Beyond that, she noted that libraries keep children safe from substance abuse, promote literacy and education, and provide the resources necessary to educate a society well enough to keep abreast with the rest of the world.
“Through information and knowledge a society becomes rich in ideas.”
Ankomah Antwi Boasiako
“I am a field worker with Michael Lapsley Foundation Ghana. As a field worker, my primary role to collect information, assess the progress of our beneficiary libraries and report back to authorities for necessary remedies. My role as a field worker, has afforded me the opportunity to engage and interact with my many school librarians about the impact of the library to their schools. The outcome has been overwhelming; for schools that lacked teaching and learning materials, the library books from ALP, had been their main source of learning materials. Teachers also used some of our books as source of reference in teaching their children. Children who hitherto were having difficulty in reading can now read because they have access to library books. My experience with ALP has been an awesome one.”
Gordon Oyier is a teacher-librarian at Masara Primary in Kenya. His school has a total of 1343 books shared among 900 students, 21 teachers, and 237 community members. We asked him about his work in library services, and he had this to say:
“Library services is my greatest passion and hobby as I am very excited and greatly moved to see learners happily interact with their books, get time to gain knowledge and insight on factual issues as well as read their books for immense enjoyment and relaxation. It is indeed my mission to make our school and the entire community book lovers and greater reader. I believe with books our community is equipped with knowledge, informed, entertained and transformed into a society that is better to live in. It’s my dream to see a whole generation that loves books and reading; Certainly, I believe it’s achievable.”
“Hello, my name is Constance Thawale. I am an assistant teacher librarian at Luntha Day Secondary School in Zomba District, Malawi.Working in the library is really fun though quite a challenge. However, the beauty comes when I get to convince my students to come and read books for knowledge’s sake. And there’s been a growing number of students who have shown interest in reading books.
My experience with African Library Project has been quite amazing. I was glad that the books that our school received were not just classroom-based but books of stories being told of different cultures and personalities. The books are colourful and fun to read as such they catch the attention of the reader.
A library is essential in a school setting. The books also help learners to improve their English vocabulary considering it as a second language to Malawian students. The books also help learners to learn various aspects which are different from their culture.”
“I am Cuthbert Gondwe, a teacher-librarian at Kwakupokera CDSD in Northern Education Division in Malawi.
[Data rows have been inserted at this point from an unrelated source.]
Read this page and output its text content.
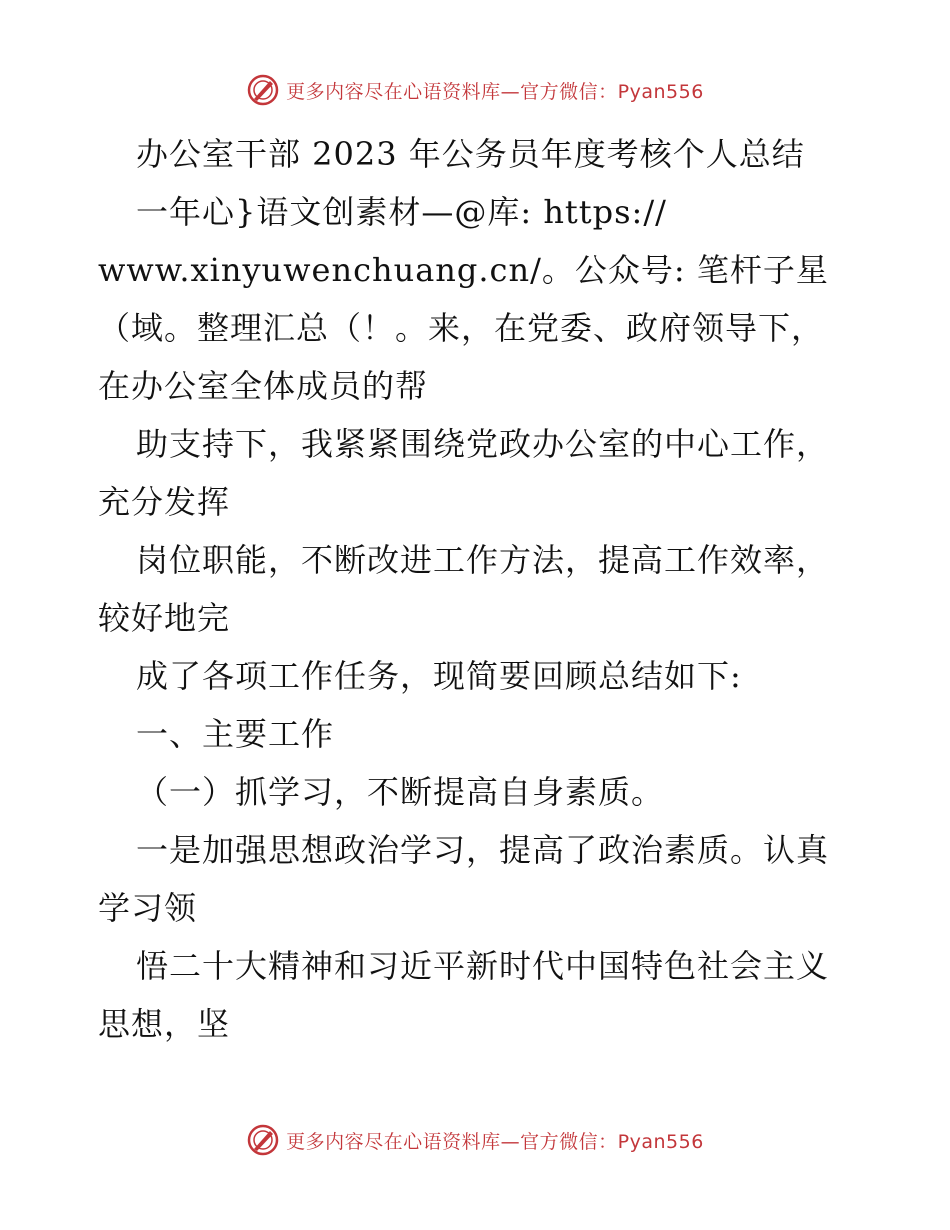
更多内容尽在心语资料库—官方微信：Pyan556
办公室干部 2023 年公务员年度考核个人总结
一年心}语文创素材—@库: https://
www.xinyuwenchuang.cn/。公众号: 笔杆子星
（域。整理汇总（！。来，在党委、政府领导下，
在办公室全体成员的帮
助支持下，我紧紧围绕党政办公室的中心工作，
充分发挥
岗位职能，不断改进工作方法，提高工作效率，
较好地完
成了各项工作任务，现简要回顾总结如下:
一、主要工作
（一）抓学习，不断提高自身素质。
一是加强思想政治学习，提高了政治素质。认真
学习领
悟二十大精神和习近平新时代中国特色社会主义
思想，坚
更多内容尽在心语资料库—官方微信：Pyan556
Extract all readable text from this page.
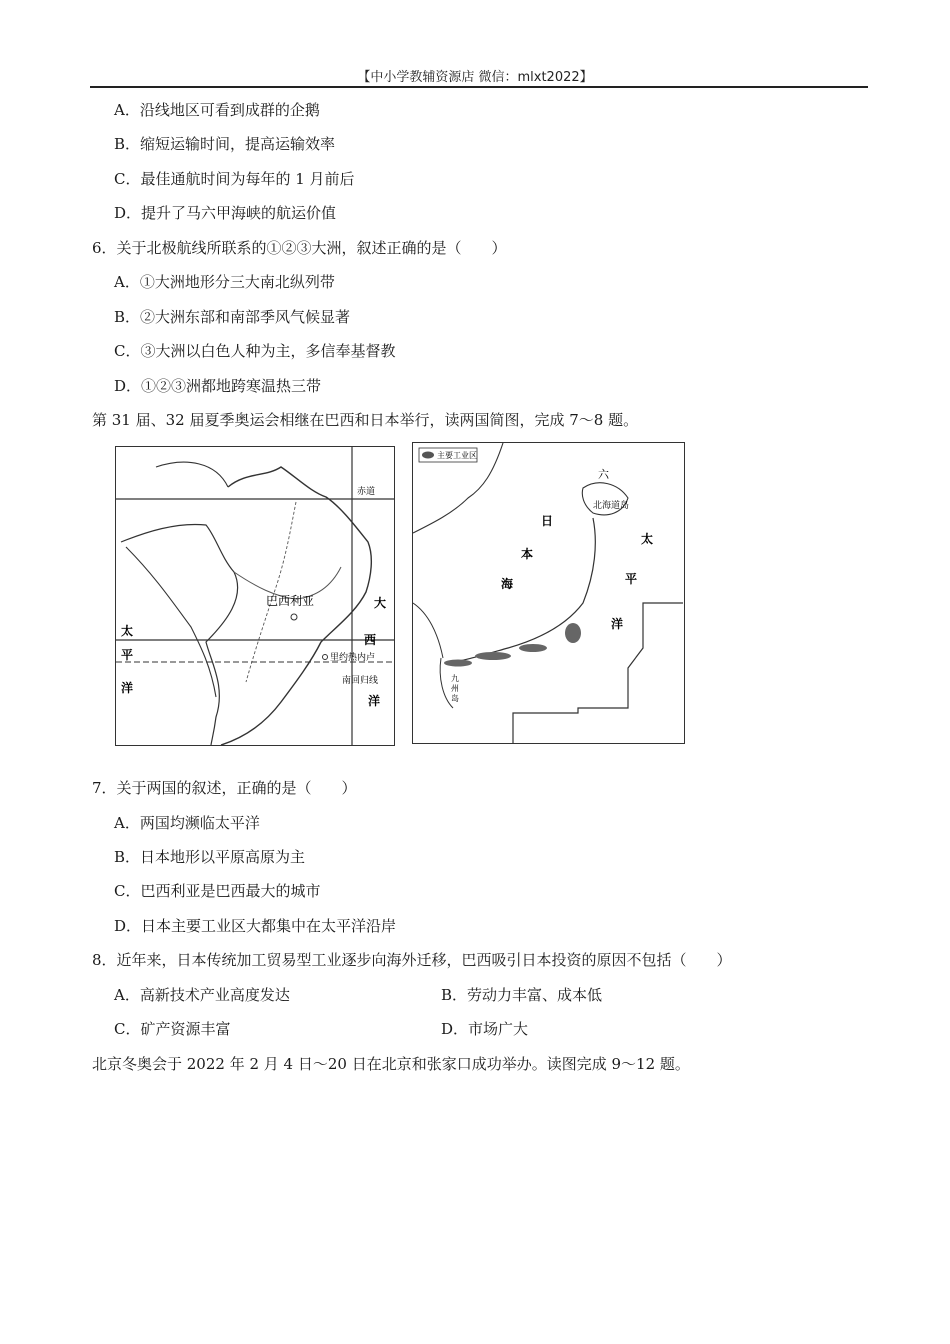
【中小学教辅资源店 微信：mlxt2022】
A．沿线地区可看到成群的企鹅
B．缩短运输时间，提高运输效率
C．最佳通航时间为每年的 1 月前后
D．提升了马六甲海峡的航运价值
6．关于北极航线所联系的①②③大洲，叙述正确的是（　　）
A．①大洲地形分三大南北纵列带
B．②大洲东部和南部季风气候显著
C．③大洲以白色人种为主，多信奉基督教
D．①②③洲都地跨寒温热三带
第 31 届、32 届夏季奥运会相继在巴西和日本举行，读两国简图，完成 7～8 题。
赤道
巴西利亚
里约热内卢
南回归线
大
西
洋
太
平
洋
主要工业区
六
北海道岛
日
本
海
太
平
洋
九
州
岛
7．关于两国的叙述，正确的是（　　）
A．两国均濒临太平洋
B．日本地形以平原高原为主
C．巴西利亚是巴西最大的城市
D．日本主要工业区大都集中在太平洋沿岸
8．近年来，日本传统加工贸易型工业逐步向海外迁移，巴西吸引日本投资的原因不包括（　　）
A．高新技术产业高度发达	B．劳动力丰富、成本低
C．矿产资源丰富	D．市场广大
北京冬奥会于 2022 年 2 月 4 日～20 日在北京和张家口成功举办。读图完成 9～12 题。
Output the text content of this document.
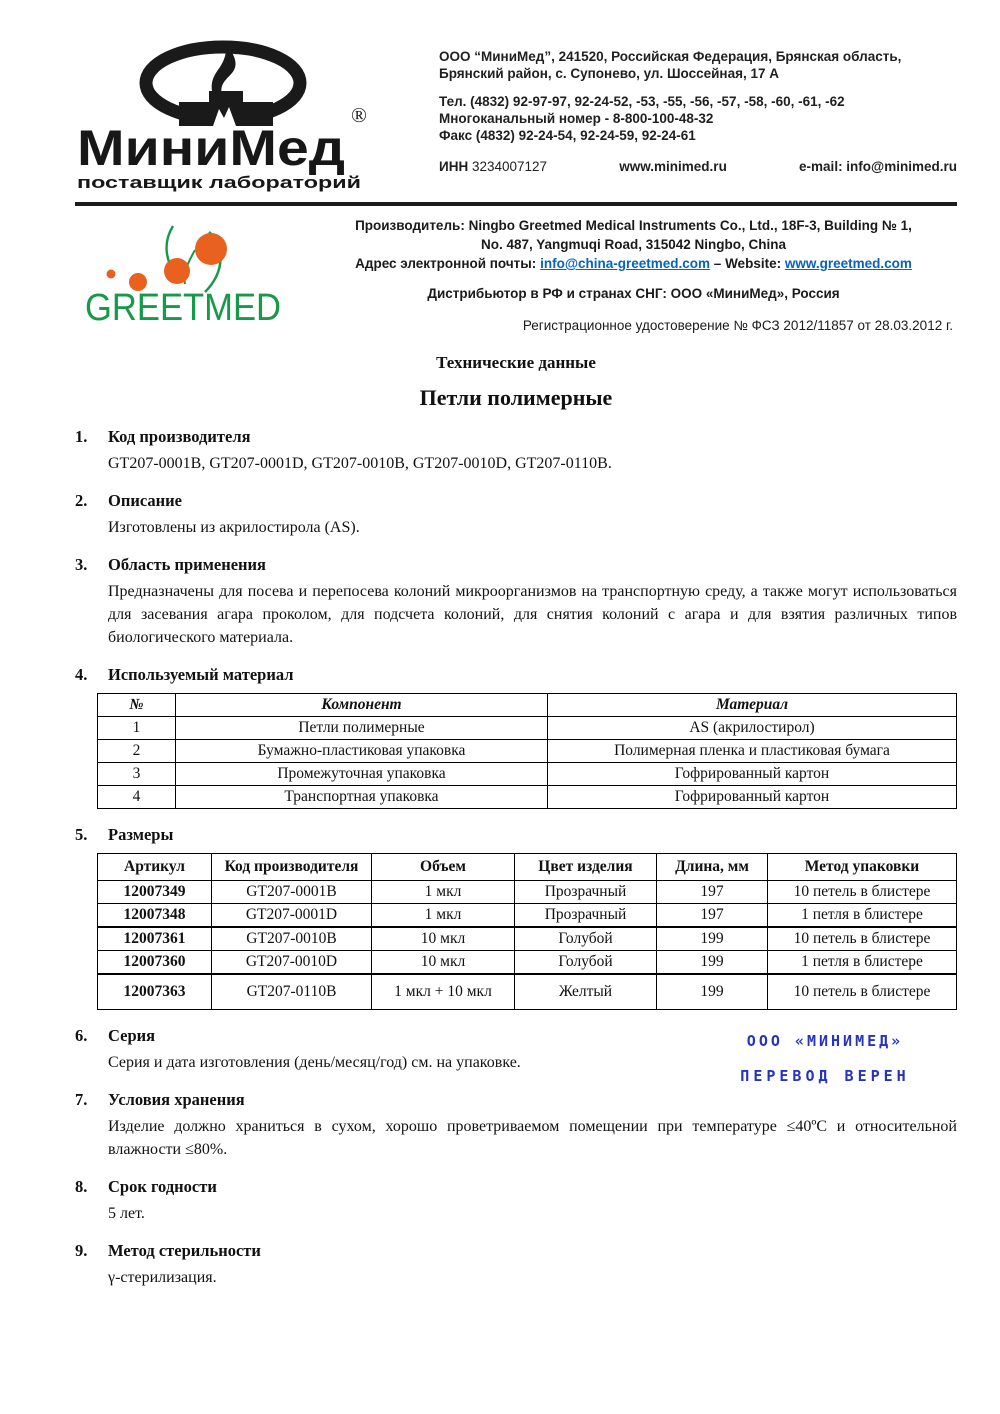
МиниМед
®
поставщик лабораторий
ООО “МиниМед”, 241520, Российская Федерация, Брянская область,
Брянский район, с. Супонево, ул. Шоссейная, 17 А
Тел. (4832) 92-97-97, 92-24-52, -53, -55, -56, -57, -58, -60, -61, -62
Многоканальный номер - 8-800-100-48-32
Факс (4832) 92-24-54, 92-24-59, 92-24-61
ИНН 3234007127	www.minimed.ru	e-mail: info@minimed.ru
GREETMED
Производитель: Ningbo Greetmed Medical Instruments Co., Ltd., 18F-3, Building № 1,
No. 487, Yangmuqi Road, 315042 Ningbo, China
Адрес электронной почты: info@china-greetmed.com – Website: www.greetmed.com
Дистрибьютор в РФ и странах СНГ: ООО «МиниМед», Россия
Регистрационное удостоверение № ФСЗ 2012/11857 от 28.03.2012 г.
Технические данные
Петли полимерные
1.	Код производителя
GT207-0001B, GT207-0001D, GT207-0010B, GT207-0010D, GT207-0110B.
2.	Описание
Изготовлены из акрилостирола (AS).
3.	Область применения
Предназначены для посева и перепосева колоний микроорганизмов на транспортную среду, а также могут использоваться для засевания агара проколом, для подсчета колоний, для снятия колоний с агара и для взятия различных типов биологического материала.
4.	Используемый материал
№	Компонент	Материал
1	Петли полимерные	AS (акрилостирол)
2	Бумажно-пластиковая упаковка	Полимерная пленка и пластиковая бумага
3	Промежуточная упаковка	Гофрированный картон
4	Транспортная упаковка	Гофрированный картон
5.	Размеры
Артикул	Код производителя	Объем	Цвет изделия	Длина, мм	Метод упаковки
12007349	GT207-0001B	1 мкл	Прозрачный	197	10 петель в блистере
12007348	GT207-0001D	1 мкл	Прозрачный	197	1 петля в блистере
12007361	GT207-0010B	10 мкл	Голубой	199	10 петель в блистере
12007360	GT207-0010D	10 мкл	Голубой	199	1 петля в блистере
12007363	GT207-0110B	1 мкл + 10 мкл	Желтый	199	10 петель в блистере
6.	Серия
Серия и дата изготовления (день/месяц/год) см. на упаковке.
ООО «МИНИМЕД»
ПЕРЕВОД ВЕРЕН
7.	Условия хранения
Изделие должно храниться в сухом, хорошо проветриваемом помещении при температуре ≤40ºС и относительной влажности ≤80%.
8.	Срок годности
5 лет.
9.	Метод стерильности
γ-стерилизация.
As a library teacher, I am responsible for day to day running of the library and supervising library prefects who assist me in running the library. I also teach Biology and Chemistry.
I am interested in helping learners to access books and guiding them on how to care for books given to them. I help them to understand and appreciate that the library is there to promote a reading culture and eventually enrich their knowledge. I have learned a lot working with ALP, and I expect more from it especially in the provision of more modern books for learners.”
Elizabeth is a teacher-librarian from Sare Primary School in Kenya. Before receiving books from ALP, Sare Primary had only 100 books in their library. Now their library is shared among over 1000 students, 30 teachers, and 100 community members. “I do library services in our school with passion because I love to help our students, the community and teachers to love read books since it’s the backbone of knowledge.”